I agree with your facts but let me explain my logic. Slow twitch fibers are the smaller motor units and also used for endurance. If u start with a weight u can rep 22 times, your body will only need to activate the smaller motor units to do the job. On the next sets you will start activating the larger motor units( fast twitch ) because the smaller motor units become fatiged and are no longer able to provide enough force. By the time u reach your last sets you will be activating primarilly fast twitch muscles.
I know, and that's what I said. The problem here is that you'll be using a very light weight, and you're not going to have much intensity left by this point. Put another way, I might be so trashed that all I can lift is a pencil, and I'll be digging deep to lift that pencil but when it comes right down to it, no matter how hard it feels, I'm not going to generate much microtrauma lifting that pencil, am I?
U could call it pre-exhaustion, but u can achieve similar results working in the opposite direction that i mentioned eairlier, which wouldn't bare that label.
How would going from very-high-rep to very-low-rep with the same weight give results that are similar to starting heavy and going lighter?
Starting heavy with lower-rep work, you're starting out anaerobic and rested before blasting the working muscles with lactate. Starting light with high-rep work, you're burning through glycogen and generating a ton of lactate - and then hoping to rely on muscles and nerves that are flooded with lactate while trying to coax a few fast-twitch fibres to fire.
I can see that there may well be a reason to do this, but I can't see how the results would be in any way similar.
As an aside, I do agree with using higher rep ranges for predominately fast-twitch muscles like quads, for the reasons noted above, namely motor unit recruitment by size, but I'd hate to see her doing high-rep deadlifts, for instance.

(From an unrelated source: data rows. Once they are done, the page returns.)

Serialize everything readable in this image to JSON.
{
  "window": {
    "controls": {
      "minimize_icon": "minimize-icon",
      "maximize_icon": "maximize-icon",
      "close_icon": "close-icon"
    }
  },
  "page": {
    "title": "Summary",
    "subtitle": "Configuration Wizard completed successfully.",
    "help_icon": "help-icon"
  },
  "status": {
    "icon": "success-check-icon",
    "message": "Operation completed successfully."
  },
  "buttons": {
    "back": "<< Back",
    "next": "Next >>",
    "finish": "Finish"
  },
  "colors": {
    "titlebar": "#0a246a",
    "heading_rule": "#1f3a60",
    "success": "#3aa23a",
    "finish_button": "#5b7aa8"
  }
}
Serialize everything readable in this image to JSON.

This type of training pretty much dictates that machines are used, and this makes me a smidge nervous - but I'm still reading.

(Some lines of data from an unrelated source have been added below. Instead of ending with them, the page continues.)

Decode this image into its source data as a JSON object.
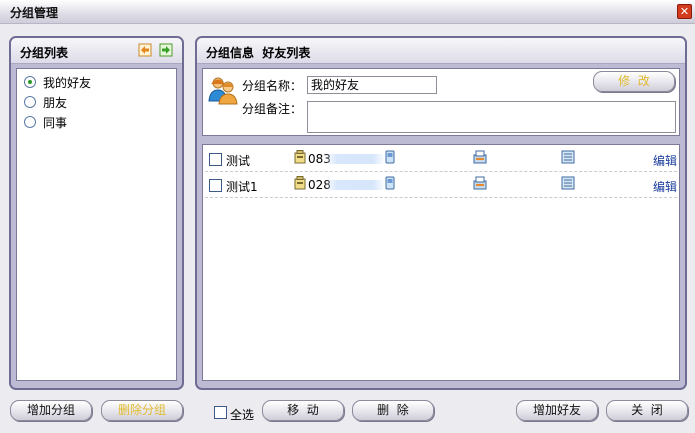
{
  "window": {
    "title": "分组管理",
    "close_label": "✕"
  },
  "left_panel": {
    "title": "分组列表",
    "groups": [
      {
        "label": "我的好友",
        "selected": true
      },
      {
        "label": "朋友",
        "selected": false
      },
      {
        "label": "同事",
        "selected": false
      }
    ]
  },
  "right_panel": {
    "title": "分组信息  好友列表",
    "name_label": "分组名称：",
    "name_value": "我的好友",
    "note_label": "分组备注：",
    "note_value": "",
    "modify_button": "修  改",
    "friends": [
      {
        "name": "测试",
        "phone": "083",
        "edit": "编辑"
      },
      {
        "name": "测试1",
        "phone": "028",
        "edit": "编辑"
      }
    ]
  },
  "footer": {
    "add_group": "增加分组",
    "delete_group": "删除分组",
    "select_all": "全选",
    "move": "移  动",
    "delete": "删  除",
    "add_friend": "增加好友",
    "close": "关  闭"
  },
  "colors": {
    "disabled_text": "#e0ba2e",
    "edit_link": "#1a3d9c",
    "panel_border": "#6f6c93"
  }
}
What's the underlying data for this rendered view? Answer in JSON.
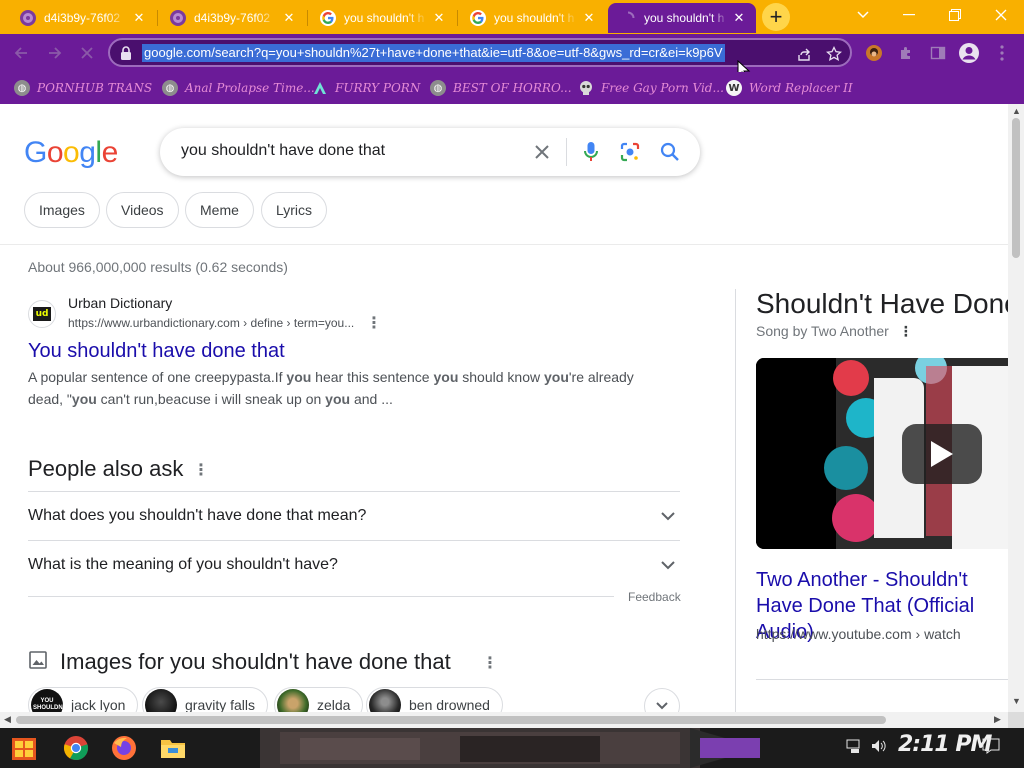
{
  "browser": {
    "tabs": [
      {
        "title": "d4i3b9y-76f02",
        "favicon": "purple-circle-icon"
      },
      {
        "title": "d4i3b9y-76f02",
        "favicon": "purple-circle-icon"
      },
      {
        "title": "you shouldn't h",
        "favicon": "google-g-icon"
      },
      {
        "title": "you shouldn't h",
        "favicon": "google-g-icon"
      },
      {
        "title": "you shouldn't h",
        "favicon": "spinner-icon"
      }
    ],
    "active_tab_index": 4,
    "new_tab_symbol": "+",
    "address_url": "google.com/search?q=you+shouldn%27t+have+done+that&ie=utf-8&oe=utf-8&gws_rd=cr&ei=k9p6V",
    "bookmarks": [
      {
        "label": "PORNHUB TRANS",
        "icon": "gray-globe-icon"
      },
      {
        "label": "Anal Prolapse Time...",
        "icon": "gray-globe-icon"
      },
      {
        "label": "FURRY PORN",
        "icon": "teal-arrow-icon"
      },
      {
        "label": "BEST OF HORRO...",
        "icon": "gray-globe-icon"
      },
      {
        "label": "Free Gay Porn Vid...",
        "icon": "skull-icon"
      },
      {
        "label": "Word Replacer II",
        "icon": "w-icon"
      }
    ],
    "colors": {
      "tabstrip": "#f9b000",
      "frame": "#6b1b98",
      "bookmark_text": "#e58bd6"
    }
  },
  "google": {
    "logo_letters": [
      {
        "ch": "G",
        "color": "#4285f4"
      },
      {
        "ch": "o",
        "color": "#ea4335"
      },
      {
        "ch": "o",
        "color": "#fbbc05"
      },
      {
        "ch": "g",
        "color": "#4285f4"
      },
      {
        "ch": "l",
        "color": "#34a853"
      },
      {
        "ch": "e",
        "color": "#ea4335"
      }
    ],
    "query": "you shouldn't have done that",
    "chips": [
      "Images",
      "Videos",
      "Meme",
      "Lyrics"
    ],
    "stats": "About 966,000,000 results (0.62 seconds)",
    "result": {
      "site_name": "Urban Dictionary",
      "favicon_text": "ud",
      "cite": "https://www.urbandictionary.com › define › term=you...",
      "title": "You shouldn't have done that",
      "snippet_parts": [
        {
          "t": "A popular sentence of one creepypasta.If ",
          "b": false
        },
        {
          "t": "you",
          "b": true
        },
        {
          "t": " hear this sentence ",
          "b": false
        },
        {
          "t": "you",
          "b": true
        },
        {
          "t": " should know ",
          "b": false
        },
        {
          "t": "you",
          "b": true
        },
        {
          "t": "'re already dead, \"",
          "b": false
        },
        {
          "t": "you",
          "b": true
        },
        {
          "t": " can't run,beacuse i will sneak up on ",
          "b": false
        },
        {
          "t": "you",
          "b": true
        },
        {
          "t": " and ...",
          "b": false
        }
      ]
    },
    "people_also_ask": {
      "title": "People also ask",
      "questions": [
        "What does you shouldn't have done that mean?",
        "What is the meaning of you shouldn't have?"
      ],
      "feedback": "Feedback"
    },
    "images_section": {
      "title": "Images for you shouldn't have done that",
      "pills": [
        {
          "label": "jack lyon",
          "thumb_text": "YOU SHOULDN'T"
        },
        {
          "label": "gravity falls"
        },
        {
          "label": "zelda"
        },
        {
          "label": "ben drowned"
        }
      ]
    },
    "knowledge_panel": {
      "title": "Shouldn't Have Done",
      "subtitle": "Song by Two Another",
      "video_link": "Two Another - Shouldn't Have Done That (Official Audio)",
      "video_cite": "https://www.youtube.com › watch"
    }
  },
  "taskbar": {
    "clock": "2:11 PM",
    "apps": [
      "start-icon",
      "chrome-icon",
      "firefox-icon",
      "file-explorer-icon"
    ]
  }
}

This second method would provide a better training respose for the fast twitch muscles for the same reason you mentioned, starting with heavy low repetion sets following lighter higher rep sets. Thats why a suggested alternating the two workouts periodically.

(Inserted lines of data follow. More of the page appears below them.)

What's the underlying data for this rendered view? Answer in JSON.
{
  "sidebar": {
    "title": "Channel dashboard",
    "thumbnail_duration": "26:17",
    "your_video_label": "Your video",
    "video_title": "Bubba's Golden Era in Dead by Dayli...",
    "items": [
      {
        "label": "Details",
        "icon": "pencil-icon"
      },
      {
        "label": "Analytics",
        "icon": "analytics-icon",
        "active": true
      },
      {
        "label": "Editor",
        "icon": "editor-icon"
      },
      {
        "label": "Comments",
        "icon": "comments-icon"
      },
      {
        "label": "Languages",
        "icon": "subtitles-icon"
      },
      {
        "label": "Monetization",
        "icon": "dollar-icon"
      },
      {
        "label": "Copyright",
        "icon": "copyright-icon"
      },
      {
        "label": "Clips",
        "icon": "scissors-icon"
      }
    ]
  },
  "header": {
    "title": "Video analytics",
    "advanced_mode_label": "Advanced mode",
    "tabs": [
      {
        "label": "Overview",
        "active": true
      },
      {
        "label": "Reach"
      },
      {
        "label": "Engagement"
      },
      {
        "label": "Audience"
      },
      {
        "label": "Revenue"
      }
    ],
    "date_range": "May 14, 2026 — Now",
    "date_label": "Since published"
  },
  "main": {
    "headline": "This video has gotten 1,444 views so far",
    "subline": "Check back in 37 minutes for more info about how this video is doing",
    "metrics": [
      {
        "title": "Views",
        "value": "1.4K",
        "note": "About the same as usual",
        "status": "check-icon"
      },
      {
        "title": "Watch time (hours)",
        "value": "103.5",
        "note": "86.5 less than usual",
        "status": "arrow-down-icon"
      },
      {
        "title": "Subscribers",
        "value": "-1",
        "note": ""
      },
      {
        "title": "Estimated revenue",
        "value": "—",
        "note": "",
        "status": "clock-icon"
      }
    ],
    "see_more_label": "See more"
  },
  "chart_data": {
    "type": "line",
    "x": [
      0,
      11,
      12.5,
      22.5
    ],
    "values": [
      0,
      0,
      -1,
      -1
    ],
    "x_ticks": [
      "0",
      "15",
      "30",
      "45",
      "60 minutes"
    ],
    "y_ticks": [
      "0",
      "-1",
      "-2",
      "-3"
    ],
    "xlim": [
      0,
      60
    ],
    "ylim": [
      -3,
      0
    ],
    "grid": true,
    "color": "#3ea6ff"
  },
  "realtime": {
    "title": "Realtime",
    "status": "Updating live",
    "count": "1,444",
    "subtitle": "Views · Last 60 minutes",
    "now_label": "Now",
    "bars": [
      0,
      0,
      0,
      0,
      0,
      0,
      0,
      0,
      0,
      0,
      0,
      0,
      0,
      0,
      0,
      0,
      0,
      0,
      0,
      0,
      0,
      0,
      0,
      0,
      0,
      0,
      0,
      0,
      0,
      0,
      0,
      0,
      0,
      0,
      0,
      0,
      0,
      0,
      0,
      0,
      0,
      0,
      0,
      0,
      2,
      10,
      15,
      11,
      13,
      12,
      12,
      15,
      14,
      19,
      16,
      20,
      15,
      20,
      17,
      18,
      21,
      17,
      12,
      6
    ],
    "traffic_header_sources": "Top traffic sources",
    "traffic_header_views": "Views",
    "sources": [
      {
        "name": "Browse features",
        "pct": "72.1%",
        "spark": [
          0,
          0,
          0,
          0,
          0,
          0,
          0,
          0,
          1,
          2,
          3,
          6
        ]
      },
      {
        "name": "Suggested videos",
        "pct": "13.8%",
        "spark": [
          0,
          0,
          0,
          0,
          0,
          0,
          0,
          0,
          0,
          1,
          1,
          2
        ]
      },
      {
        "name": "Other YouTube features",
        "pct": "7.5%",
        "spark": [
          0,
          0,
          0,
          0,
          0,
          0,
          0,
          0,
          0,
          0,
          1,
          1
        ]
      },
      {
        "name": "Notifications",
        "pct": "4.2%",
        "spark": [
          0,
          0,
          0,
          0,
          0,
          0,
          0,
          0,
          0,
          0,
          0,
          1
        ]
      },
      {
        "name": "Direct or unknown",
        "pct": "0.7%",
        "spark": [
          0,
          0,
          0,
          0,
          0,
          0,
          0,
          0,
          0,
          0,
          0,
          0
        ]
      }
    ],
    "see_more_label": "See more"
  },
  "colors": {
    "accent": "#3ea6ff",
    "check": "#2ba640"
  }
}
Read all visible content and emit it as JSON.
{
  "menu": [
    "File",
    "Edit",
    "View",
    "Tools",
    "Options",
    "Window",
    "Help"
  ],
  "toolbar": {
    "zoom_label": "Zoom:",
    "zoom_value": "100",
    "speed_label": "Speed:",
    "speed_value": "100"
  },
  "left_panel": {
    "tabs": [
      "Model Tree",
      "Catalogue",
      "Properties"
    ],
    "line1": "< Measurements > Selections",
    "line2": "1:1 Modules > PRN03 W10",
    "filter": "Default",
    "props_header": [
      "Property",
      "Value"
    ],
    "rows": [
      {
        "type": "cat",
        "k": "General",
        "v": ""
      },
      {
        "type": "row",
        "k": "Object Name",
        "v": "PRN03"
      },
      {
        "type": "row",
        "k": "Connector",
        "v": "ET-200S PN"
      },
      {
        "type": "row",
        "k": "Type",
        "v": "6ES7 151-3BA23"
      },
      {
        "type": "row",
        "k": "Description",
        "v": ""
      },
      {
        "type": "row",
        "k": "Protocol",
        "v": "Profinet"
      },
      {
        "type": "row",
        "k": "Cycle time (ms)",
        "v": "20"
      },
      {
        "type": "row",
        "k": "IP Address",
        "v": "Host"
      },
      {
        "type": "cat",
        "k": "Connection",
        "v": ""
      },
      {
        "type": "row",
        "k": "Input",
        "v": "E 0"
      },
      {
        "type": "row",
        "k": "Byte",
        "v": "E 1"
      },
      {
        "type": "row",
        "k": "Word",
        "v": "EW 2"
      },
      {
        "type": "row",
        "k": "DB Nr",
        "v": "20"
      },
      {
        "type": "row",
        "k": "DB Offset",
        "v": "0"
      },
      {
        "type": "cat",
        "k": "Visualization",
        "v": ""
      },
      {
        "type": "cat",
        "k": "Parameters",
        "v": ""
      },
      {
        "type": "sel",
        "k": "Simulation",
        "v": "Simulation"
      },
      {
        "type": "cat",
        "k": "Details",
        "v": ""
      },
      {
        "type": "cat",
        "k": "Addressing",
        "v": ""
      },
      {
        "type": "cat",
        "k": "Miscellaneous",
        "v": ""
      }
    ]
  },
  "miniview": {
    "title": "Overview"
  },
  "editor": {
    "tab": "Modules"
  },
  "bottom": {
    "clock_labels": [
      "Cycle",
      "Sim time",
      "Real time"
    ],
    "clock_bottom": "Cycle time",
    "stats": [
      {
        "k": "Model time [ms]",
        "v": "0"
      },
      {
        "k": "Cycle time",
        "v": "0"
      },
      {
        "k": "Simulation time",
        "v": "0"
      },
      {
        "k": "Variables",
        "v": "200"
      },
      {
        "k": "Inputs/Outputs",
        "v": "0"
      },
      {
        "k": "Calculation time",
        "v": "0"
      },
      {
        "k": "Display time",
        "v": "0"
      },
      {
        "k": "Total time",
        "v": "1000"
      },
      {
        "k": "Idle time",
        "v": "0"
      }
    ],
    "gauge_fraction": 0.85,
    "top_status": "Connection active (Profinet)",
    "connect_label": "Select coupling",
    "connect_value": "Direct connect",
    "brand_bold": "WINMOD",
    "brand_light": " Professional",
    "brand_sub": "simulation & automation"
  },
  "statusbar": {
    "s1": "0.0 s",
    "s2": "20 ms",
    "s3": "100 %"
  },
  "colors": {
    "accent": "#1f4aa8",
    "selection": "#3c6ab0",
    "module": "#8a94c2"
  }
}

Why alternate between a method that doesn't work very well, and a method that does? I'm sure I'm still missing something.
As far as caloric deficit/surplus goes, she would need a descent amount of stored leg muscle glycogen to maximize the duration and contraction force her leg muscles can do.
This could still happen in a deficit, if she's eating a high-carb diet. Not the route I'd like to take, it would be miserable as hell, but many do this, and it surely does work, just like a lot of things work. But it's a moot point, this is clearly for a little bulk.
I'm worried about the alpha-2s though, which are thick as thieves in a bottom-heavy gal's thighs and which are upregulated with insulin. Lower carbs may be a safer alternative for a woman with leg fat, even on a bulk. Higher carbs - and the insulin it promotes - is likely to store too much fat on a woman's legs, particularly with high-volume work like this, as her body responds by storing fuel close to the muscles using it.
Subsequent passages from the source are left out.